Ashitey Trebi-Ollennu is a Ghanaian robotics engineer at NASA, where he has served as the chief engineer and technical group leader for the Jet Propulsion Laboratory (JPL), which he joined in 1999. He was also the lead engineer on the InSight Mission, the first deep interior mission on Mars, launched on May 5th, 2018.

Born in Accra, Ghana, Trebi-Ollennu went on to receive his bachelor’s degree in Avionic Engineering in 1991 from Queen Mary University of London. With his lingering childhood fascination with planes, he furthered his academic pursuit to the School of Engineering and Applied Sciences, Royal Military College of Science, Cranfield University in 1996, where he received a Ph.D. in Control Systems Engineering. Highly intrigued by the science behind replacing human pilots with robots, his enthusiasm coupled with inspiration aided the 2018 InSight mission in which the robotic arm his team built would go where no human has ever gone before, exploring the frozen water of Mars and deducing how planets form. 
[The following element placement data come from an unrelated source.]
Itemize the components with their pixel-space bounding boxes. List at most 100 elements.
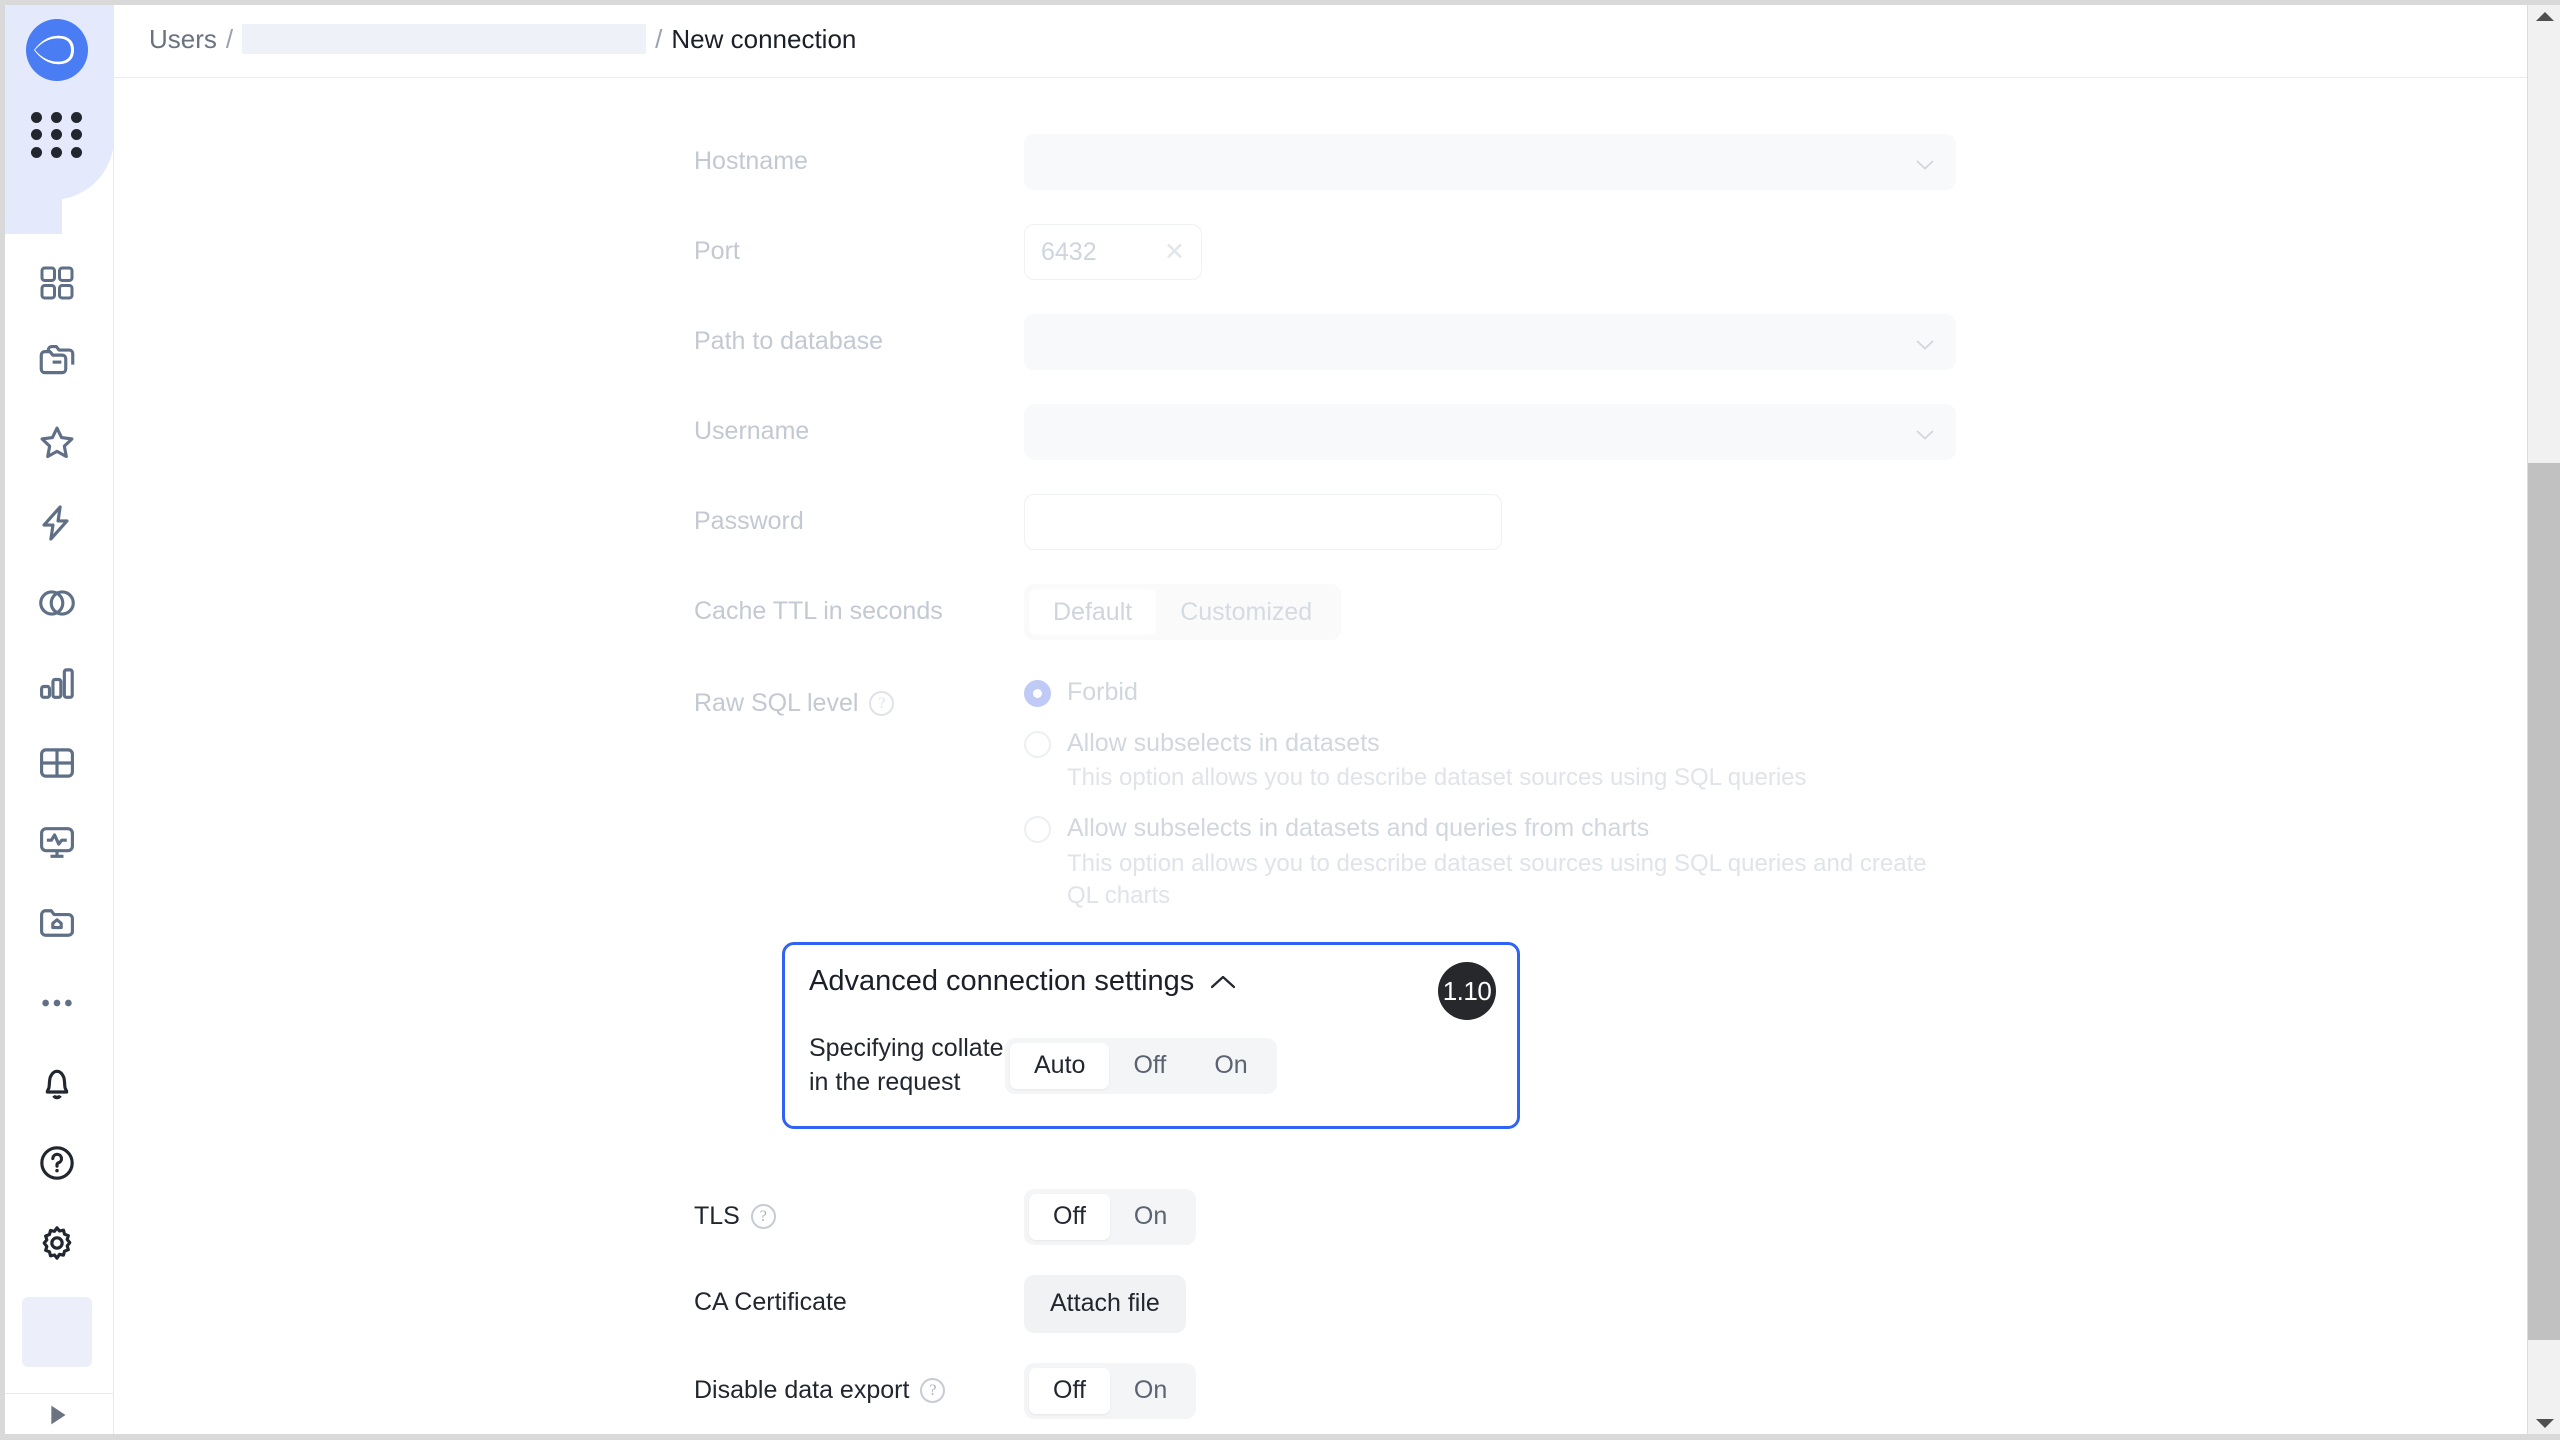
breadcrumb-current: New connection xyxy=(671,26,856,52)
window-edge-top xyxy=(0,0,2560,5)
sidebar-item-workbooks[interactable] xyxy=(0,883,114,963)
attach-file-button[interactable]: Attach file xyxy=(1024,1275,1186,1333)
disable-data-export-option-off[interactable]: Off xyxy=(1029,1368,1110,1414)
sidebar-item-folders[interactable] xyxy=(0,323,114,403)
grid-dot xyxy=(51,147,62,158)
grid-dot xyxy=(31,129,42,140)
grid-dot xyxy=(31,147,42,158)
sidebar-item-settings[interactable] xyxy=(0,1203,114,1283)
user-avatar[interactable] xyxy=(22,1297,92,1367)
sidebar-item-notifications[interactable] xyxy=(0,1043,114,1123)
specifying-collate-segmented: Auto Off On xyxy=(1005,1038,1277,1094)
help-icon[interactable]: ? xyxy=(751,1204,776,1229)
collate-option-off[interactable]: Off xyxy=(1109,1043,1190,1089)
sidebar-nav xyxy=(0,243,114,1043)
grid-dot xyxy=(51,112,62,123)
field-row-disable-data-export: Disable data export ? Off On xyxy=(114,1363,2560,1419)
breadcrumb-redacted-segment[interactable] xyxy=(242,24,646,54)
path-to-database-label: Path to database xyxy=(694,314,1024,357)
vertical-scrollbar[interactable] xyxy=(2527,0,2560,1440)
chevron-down-icon xyxy=(1916,157,1934,167)
raw-sql-level-text: Raw SQL level xyxy=(694,688,858,719)
cache-ttl-control: Default Customized xyxy=(1024,584,2560,640)
app-root: Users / / New connection Hostname xyxy=(0,0,2560,1440)
tls-option-on[interactable]: On xyxy=(1110,1194,1191,1240)
tls-label-text: TLS xyxy=(694,1201,740,1232)
clear-icon[interactable]: ✕ xyxy=(1164,237,1185,267)
breadcrumb-users[interactable]: Users xyxy=(149,26,217,52)
radio-text-block: Allow subselects in datasets This option… xyxy=(1067,727,1807,795)
form-content: Hostname Port 6432 xyxy=(114,78,2560,1440)
password-input[interactable] xyxy=(1024,494,1502,550)
field-row-tls: TLS ? Off On xyxy=(114,1189,2560,1245)
chevron-up-icon[interactable] xyxy=(1210,974,1236,989)
radio-description: This option allows you to describe datas… xyxy=(1067,762,1807,794)
advanced-settings-header[interactable]: Advanced connection settings 1.10 xyxy=(809,965,1493,998)
folder-home-icon xyxy=(36,902,78,944)
sidebar-item-monitoring[interactable] xyxy=(0,803,114,883)
sidebar-collapse-button[interactable] xyxy=(0,1393,114,1440)
field-row-ca-certificate: CA Certificate Attach file xyxy=(114,1275,2560,1333)
disable-data-export-control: Off On xyxy=(1024,1363,2560,1419)
port-value: 6432 xyxy=(1041,238,1097,267)
collate-option-on[interactable]: On xyxy=(1190,1043,1271,1089)
sidebar-item-favorites[interactable] xyxy=(0,403,114,483)
cache-ttl-option-customized[interactable]: Customized xyxy=(1156,589,1336,635)
help-icon[interactable]: ? xyxy=(869,691,894,716)
field-row-path: Path to database xyxy=(114,314,2560,370)
specifying-collate-label: Specifying collate in the request xyxy=(809,1032,1005,1100)
hostname-control xyxy=(1024,134,2560,190)
radio-option-forbid[interactable]: Forbid xyxy=(1024,676,2560,709)
datalens-logo[interactable] xyxy=(24,17,90,83)
tls-segmented: Off On xyxy=(1024,1189,1196,1245)
sidebar-header xyxy=(0,0,114,225)
sidebar-item-connections[interactable] xyxy=(0,483,114,563)
ca-certificate-control: Attach file xyxy=(1024,1275,2560,1333)
window-edge-bottom xyxy=(0,1434,2560,1440)
cache-ttl-label: Cache TTL in seconds xyxy=(694,584,1024,627)
disable-data-export-label: Disable data export ? xyxy=(694,1363,1024,1406)
port-input[interactable]: 6432 ✕ xyxy=(1024,224,1202,280)
radio-option-allow-subselects[interactable]: Allow subselects in datasets This option… xyxy=(1024,727,2560,795)
breadcrumb: Users / / New connection xyxy=(149,24,856,54)
sidebar-item-more[interactable] xyxy=(0,963,114,1043)
help-icon[interactable]: ? xyxy=(920,1378,945,1403)
path-to-database-select[interactable] xyxy=(1024,314,1956,370)
hostname-label: Hostname xyxy=(694,134,1024,177)
tls-control: Off On xyxy=(1024,1189,2560,1245)
radio-option-allow-subselects-and-queries[interactable]: Allow subselects in datasets and queries… xyxy=(1024,812,2560,912)
field-row-specifying-collate: Specifying collate in the request Auto O… xyxy=(809,1032,1493,1100)
sidebar-item-datasets[interactable] xyxy=(0,563,114,643)
grid-dot xyxy=(71,112,82,123)
password-control xyxy=(1024,494,2560,550)
tls-option-off[interactable]: Off xyxy=(1029,1194,1110,1240)
raw-sql-level-control: Forbid Allow subselects in datasets This… xyxy=(1024,676,2560,913)
chevron-down-icon xyxy=(1916,427,1934,437)
apps-grid-icon[interactable] xyxy=(30,112,84,158)
triangle-up-icon xyxy=(2536,12,2554,21)
field-row-hostname: Hostname xyxy=(114,134,2560,190)
port-control: 6432 ✕ xyxy=(1024,224,2560,280)
scrollbar-thumb[interactable] xyxy=(2528,463,2560,1340)
username-select[interactable] xyxy=(1024,404,1956,460)
cache-ttl-option-default[interactable]: Default xyxy=(1029,589,1156,635)
breadcrumb-separator-2: / xyxy=(655,26,662,52)
field-row-port: Port 6432 ✕ xyxy=(114,224,2560,280)
sidebar-item-tables[interactable] xyxy=(0,723,114,803)
connection-form: Hostname Port 6432 xyxy=(114,78,2560,1440)
hostname-select[interactable] xyxy=(1024,134,1956,190)
chevron-down-icon xyxy=(1916,337,1934,347)
sidebar-item-help[interactable] xyxy=(0,1123,114,1203)
sidebar-bottom xyxy=(0,1043,114,1393)
collate-option-auto[interactable]: Auto xyxy=(1010,1043,1109,1089)
field-row-username: Username xyxy=(114,404,2560,460)
step-badge: 1.10 xyxy=(1438,962,1496,1020)
sidebar-item-dashboards[interactable] xyxy=(0,243,114,323)
field-row-cache-ttl: Cache TTL in seconds Default Customized xyxy=(114,584,2560,640)
path-to-database-control xyxy=(1024,314,2560,370)
advanced-connection-settings-panel: Advanced connection settings 1.10 Specif… xyxy=(782,942,1520,1129)
sidebar-item-charts[interactable] xyxy=(0,643,114,723)
disable-data-export-option-on[interactable]: On xyxy=(1110,1368,1191,1414)
radio-text-block: Allow subselects in datasets and queries… xyxy=(1067,812,1947,912)
ellipsis-icon xyxy=(36,982,78,1024)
However, his past projects on Mars include the Phoenix Mars Exploration Rover in 2003, which resulted in the discovery of water on Mars. In 2007, he worked on the Mars Lander, earning the NASA Exceptional Engineering Achievement Medal in 2008 for his contributions, the 2011 Mars Science Laboratory, and the InSight Mars Lander project in 2016.

Trebi-Ollennu is a highly reputed scholar, being a fellow at the Institute of Engineering and Technology, the Royal Aeronautical Society, and the Ghana Academy of Arts and Sciences. His research at these institutes and at NASA focuses on planetary rovers and their operations, mechatronics, reconfigurable robots, and man-machine interactions.

In giving back to his motherland, Trebi-Ollennu founded a non-profit organization, the Ghana Robotics Academy Foundation with the vision of inspiring young Ghanaians in STEM. The organization works to motivate the next generation by facilitating robotics and science clubs in public and private schools, organizing yearly workshops and competitions, and advocating for robotics programs to be a regular part of the school curricula. 

Having authored over ninety-five publications, Trebi-Ollennu is indeed a highly accomplished engineer who has changed the field of STEM on an astronomical level, and which has in turn earned him several awards such as the IEEE Region 6 Outstanding Engineer Award in 2007, the 2010 Specialist Silver Award from the Royal Aeronautical Society, and the 21st Century Trailblazer Award in Systems Engineering from the U.S.A. National Society of Black Engineers.

Humans always look to the heavens to gain knowledge and use that knowledge to make life a little better,” Trebi-Ollennu told CNN.